Cairns Regional Council is moving to address a long-standing problem in its digital asset library: thousands of duplicate and mislabelled images sitting across multiple servers, some dating back to the early 2010s, that have complicated everything from Great Barrier Reef compliance documentation to cyclone damage assessments. The scale of the issue only became apparent after an internal audit, completed in the first quarter of 2026, found the council's geographic information systems and communications teams were each maintaining separate — and frequently contradictory — image archives.
The timing matters. With Queensland's state government pushing harder on coastal development approvals and the reef protection regulations tightening under the Queensland Reef Water Quality Program, the accuracy of environmental imagery submitted in planning documents is under more scrutiny than it has been in years. A duplicate or incorrectly dated photograph of a wetland near Holloways Beach or a canal development at Trinity Inlet can mean the difference between an approval, a delay or a referral to the federal Department of Climate Change, Energy, the Environment and Water.

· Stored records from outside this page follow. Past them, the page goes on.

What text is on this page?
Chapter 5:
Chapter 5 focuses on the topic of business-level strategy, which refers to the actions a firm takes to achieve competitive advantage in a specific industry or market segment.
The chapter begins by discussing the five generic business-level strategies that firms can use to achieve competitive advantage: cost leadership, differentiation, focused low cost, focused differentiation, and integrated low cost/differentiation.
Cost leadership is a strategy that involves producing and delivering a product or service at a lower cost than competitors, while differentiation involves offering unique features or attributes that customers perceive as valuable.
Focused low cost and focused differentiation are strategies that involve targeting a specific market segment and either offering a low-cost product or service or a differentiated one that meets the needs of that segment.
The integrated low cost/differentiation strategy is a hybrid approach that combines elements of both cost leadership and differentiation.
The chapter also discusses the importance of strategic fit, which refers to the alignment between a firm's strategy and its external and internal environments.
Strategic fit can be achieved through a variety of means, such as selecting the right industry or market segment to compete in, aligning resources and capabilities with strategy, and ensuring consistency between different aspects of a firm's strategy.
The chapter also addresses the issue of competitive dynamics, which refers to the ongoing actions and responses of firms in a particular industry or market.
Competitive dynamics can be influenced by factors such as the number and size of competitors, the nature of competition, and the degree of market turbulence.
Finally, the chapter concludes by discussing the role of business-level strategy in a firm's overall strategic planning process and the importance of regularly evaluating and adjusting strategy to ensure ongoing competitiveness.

How the Archive Got So Cluttered
The problem has roots in how council digitised its records in the years after Cyclone Yasi hit in February 2011. Emergency imagery from that disaster — aerial photography, ground-level damage surveys, before-and-after comparisons of suburbs like Manunda and Mooroobool — was ingested rapidly and without consistent naming conventions. Different departments pulled from different sources. The council's disaster resilience team, operating under what was then a Queensland Reconstruction Authority framework, had its own folder structures. The planning directorate had another. The two systems were never properly reconciled.

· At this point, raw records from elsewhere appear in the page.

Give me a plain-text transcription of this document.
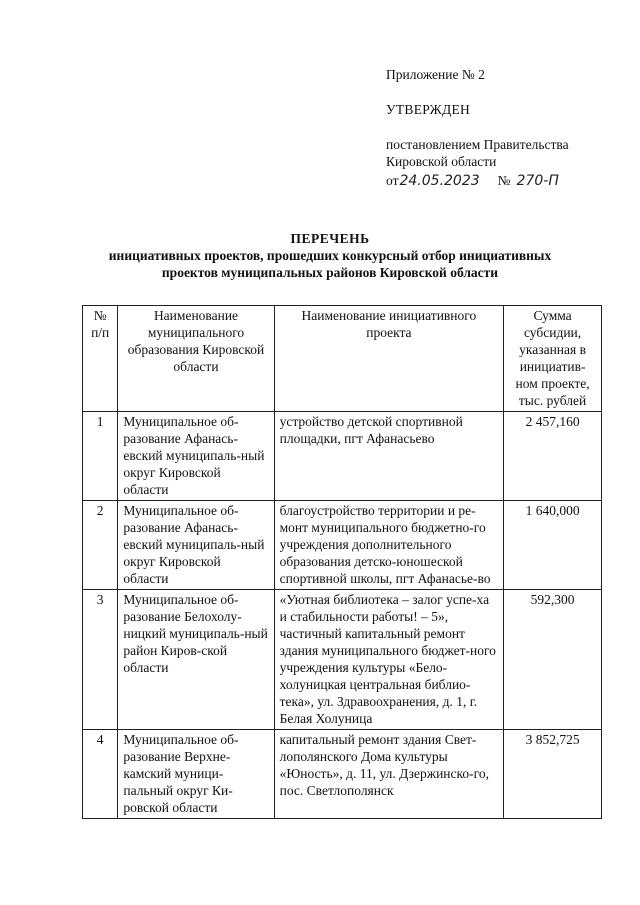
Приложение № 2

УТВЕРЖДЕН

постановлением Правительства

Кировской области

от 24.05.2023 № 270-П
ПЕРЕЧЕНЬ
инициативных проектов, прошедших конкурсный отбор инициативных
проектов муниципальных районов Кировской области
№ п/п	Наименование муниципального образования Кировской области	Наименование инициативного проекта	Сумма субсидии, указанная в инициатив-ном проекте, тыс. рублей
1	Муниципальное об-разование Афанась-евский муниципаль-ный округ Кировской области	устройство детской спортивной площадки, пгт Афанасьево	2 457,160
2	Муниципальное об-разование Афанась-евский муниципаль-ный округ Кировской области	благоустройство территории и ре-монт муниципального бюджетно-го учреждения дополнительного образования детско-юношеской спортивной школы, пгт Афанасье-во	1 640,000
3	Муниципальное об-разование Белохолу-ницкий муниципаль-ный район Киров-ской области	«Уютная библиотека – залог успе-ха и стабильности работы! – 5», частичный капитальный ремонт здания муниципального бюджет-ного учреждения культуры «Бело-холуницкая центральная библио-тека», ул. Здравоохранения, д. 1, г. Белая Холуница	592,300
4	Муниципальное об-разование Верхне-камский муници-пальный округ Ки-ровской области	капитальный ремонт здания Свет-лополянского Дома культуры «Юность», д. 11, ул. Дзержинско-го, пос. Светлополянск	3 852,725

Over the following decade, each major weather event — Cyclone Ita in 2014, flooding in the Barron River catchment in 2018, the 2022 monsoon trough that inundated parts of Manoora — added another layer of imagery, again ingested under deadline pressure and again without standardised metadata. Staff at the Cairns City Place administration building have reportedly been aware of specific duplication hotspots for years but lacked the budget allocation and the cross-departmental mandate to fix them. A 2023 state government push to upgrade local government digital infrastructure provided some funding, but it was directed primarily at cybersecurity hardening rather than data quality.

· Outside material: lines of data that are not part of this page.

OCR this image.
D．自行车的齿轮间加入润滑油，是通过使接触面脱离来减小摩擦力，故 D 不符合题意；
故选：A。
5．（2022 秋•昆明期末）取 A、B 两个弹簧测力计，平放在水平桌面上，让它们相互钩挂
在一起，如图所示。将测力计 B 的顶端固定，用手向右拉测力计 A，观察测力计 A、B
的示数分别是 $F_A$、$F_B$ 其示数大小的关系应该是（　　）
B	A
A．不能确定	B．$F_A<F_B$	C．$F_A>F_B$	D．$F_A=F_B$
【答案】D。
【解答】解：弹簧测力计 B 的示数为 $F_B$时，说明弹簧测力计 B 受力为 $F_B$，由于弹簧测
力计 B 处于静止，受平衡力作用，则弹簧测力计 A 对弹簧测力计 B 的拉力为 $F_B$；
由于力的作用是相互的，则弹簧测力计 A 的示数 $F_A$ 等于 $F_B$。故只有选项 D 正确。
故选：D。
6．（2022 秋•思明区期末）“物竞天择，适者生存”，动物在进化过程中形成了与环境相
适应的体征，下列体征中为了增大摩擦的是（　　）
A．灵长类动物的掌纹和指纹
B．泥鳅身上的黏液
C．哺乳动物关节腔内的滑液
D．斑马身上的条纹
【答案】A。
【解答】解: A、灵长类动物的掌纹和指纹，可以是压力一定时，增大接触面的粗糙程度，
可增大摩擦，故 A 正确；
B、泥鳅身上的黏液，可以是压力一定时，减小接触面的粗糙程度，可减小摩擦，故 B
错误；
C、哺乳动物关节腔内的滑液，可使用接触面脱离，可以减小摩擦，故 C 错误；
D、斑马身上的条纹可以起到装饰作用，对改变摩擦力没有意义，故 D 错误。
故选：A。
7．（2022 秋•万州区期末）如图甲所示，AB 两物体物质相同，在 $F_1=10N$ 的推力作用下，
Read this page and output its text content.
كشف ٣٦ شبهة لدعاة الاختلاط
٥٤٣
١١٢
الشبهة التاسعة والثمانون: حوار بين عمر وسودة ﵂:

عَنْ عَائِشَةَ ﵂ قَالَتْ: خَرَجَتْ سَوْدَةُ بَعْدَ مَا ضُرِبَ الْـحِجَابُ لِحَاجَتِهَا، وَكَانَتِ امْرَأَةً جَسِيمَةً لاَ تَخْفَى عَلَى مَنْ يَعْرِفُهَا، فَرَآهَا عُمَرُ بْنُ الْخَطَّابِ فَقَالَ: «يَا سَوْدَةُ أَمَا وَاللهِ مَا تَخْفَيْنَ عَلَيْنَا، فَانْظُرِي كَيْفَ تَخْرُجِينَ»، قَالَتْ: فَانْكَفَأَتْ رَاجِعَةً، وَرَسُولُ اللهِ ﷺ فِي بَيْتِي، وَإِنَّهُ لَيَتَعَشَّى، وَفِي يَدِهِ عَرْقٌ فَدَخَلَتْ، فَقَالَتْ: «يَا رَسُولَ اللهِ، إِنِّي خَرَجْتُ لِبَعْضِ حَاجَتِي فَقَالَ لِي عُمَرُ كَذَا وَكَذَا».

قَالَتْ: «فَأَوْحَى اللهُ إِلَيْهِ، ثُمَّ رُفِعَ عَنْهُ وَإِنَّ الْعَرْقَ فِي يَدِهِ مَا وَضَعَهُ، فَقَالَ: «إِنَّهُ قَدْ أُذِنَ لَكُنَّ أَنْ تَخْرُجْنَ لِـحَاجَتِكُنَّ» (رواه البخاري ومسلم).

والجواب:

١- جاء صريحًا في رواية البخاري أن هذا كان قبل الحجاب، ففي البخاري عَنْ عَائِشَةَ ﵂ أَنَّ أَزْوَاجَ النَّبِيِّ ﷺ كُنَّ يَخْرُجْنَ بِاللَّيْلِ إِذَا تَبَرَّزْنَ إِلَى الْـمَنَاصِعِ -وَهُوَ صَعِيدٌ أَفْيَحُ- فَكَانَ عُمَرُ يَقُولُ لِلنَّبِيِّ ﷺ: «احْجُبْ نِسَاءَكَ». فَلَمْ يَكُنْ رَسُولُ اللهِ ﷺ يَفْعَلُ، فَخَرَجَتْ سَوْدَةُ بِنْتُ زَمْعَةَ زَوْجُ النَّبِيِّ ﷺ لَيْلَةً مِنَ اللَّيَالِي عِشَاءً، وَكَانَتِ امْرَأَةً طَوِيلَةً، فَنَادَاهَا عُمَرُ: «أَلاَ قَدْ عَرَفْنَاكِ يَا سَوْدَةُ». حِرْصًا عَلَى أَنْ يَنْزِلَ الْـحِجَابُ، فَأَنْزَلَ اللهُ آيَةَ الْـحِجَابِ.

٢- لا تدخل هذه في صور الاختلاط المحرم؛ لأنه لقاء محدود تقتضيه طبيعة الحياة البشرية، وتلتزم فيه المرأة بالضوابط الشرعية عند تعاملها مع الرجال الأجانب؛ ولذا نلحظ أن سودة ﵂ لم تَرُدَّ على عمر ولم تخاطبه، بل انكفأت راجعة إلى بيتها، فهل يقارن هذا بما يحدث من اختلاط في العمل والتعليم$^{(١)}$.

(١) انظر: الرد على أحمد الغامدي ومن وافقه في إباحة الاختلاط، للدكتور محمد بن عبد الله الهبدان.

Reef monitoring adds another dimension. Images collected by the council and shared with the Great Barrier Reef Marine Park Authority — which administers the reef under the Great Barrier Reef Marine Park Act 1975 — need to be traceable and unique. When duplicate images with different timestamps appear in the same submission set, it raises questions about chain of custody that the Authority has to formally investigate. That process can add weeks to approval timelines for everything from port development works near Cairns Shipping Development Project footprints to tourism operator licence renewals.
What a Fix Actually Involves
The council's ICT team, working with a regional contractor based on Sheridan Street, has begun using automated deduplication software to scan the primary asset management system. The first pass, run across approximately 340,000 image files in May 2026, identified around 47,000 potential duplicates — though council officers have stressed that figure requires human verification before any deletion proceeds. The risk of removing a legitimately unique image that simply shares visual characteristics with another is real, particularly for ecological monitoring sequences where minor change between frames is the entire point.
First Nations land management bodies in the region also have a stake in this. Several traditional owner groups, including those with caring-for-country programs across the Wet Tropics Management Area, have contributed imagery to joint council databases under data-sharing agreements. Those images carry cultural sensitivities and, in some cases, legal protections. Any bulk-deletion process needs to be audited against those agreements before it runs.
The council has flagged a public consultation period beginning in August 2026 to establish a new digital asset policy. Community groups, reef monitoring organisations and First Nations representatives will be invited to submit feedback through the council's Your Say Cairns platform. The practical advice for anyone who has supplied imagery to council — for planning submissions, community grant acquittals or environmental monitoring — is to retain your originals and metadata independently. Do not assume council's archive is the sole authoritative copy of your work.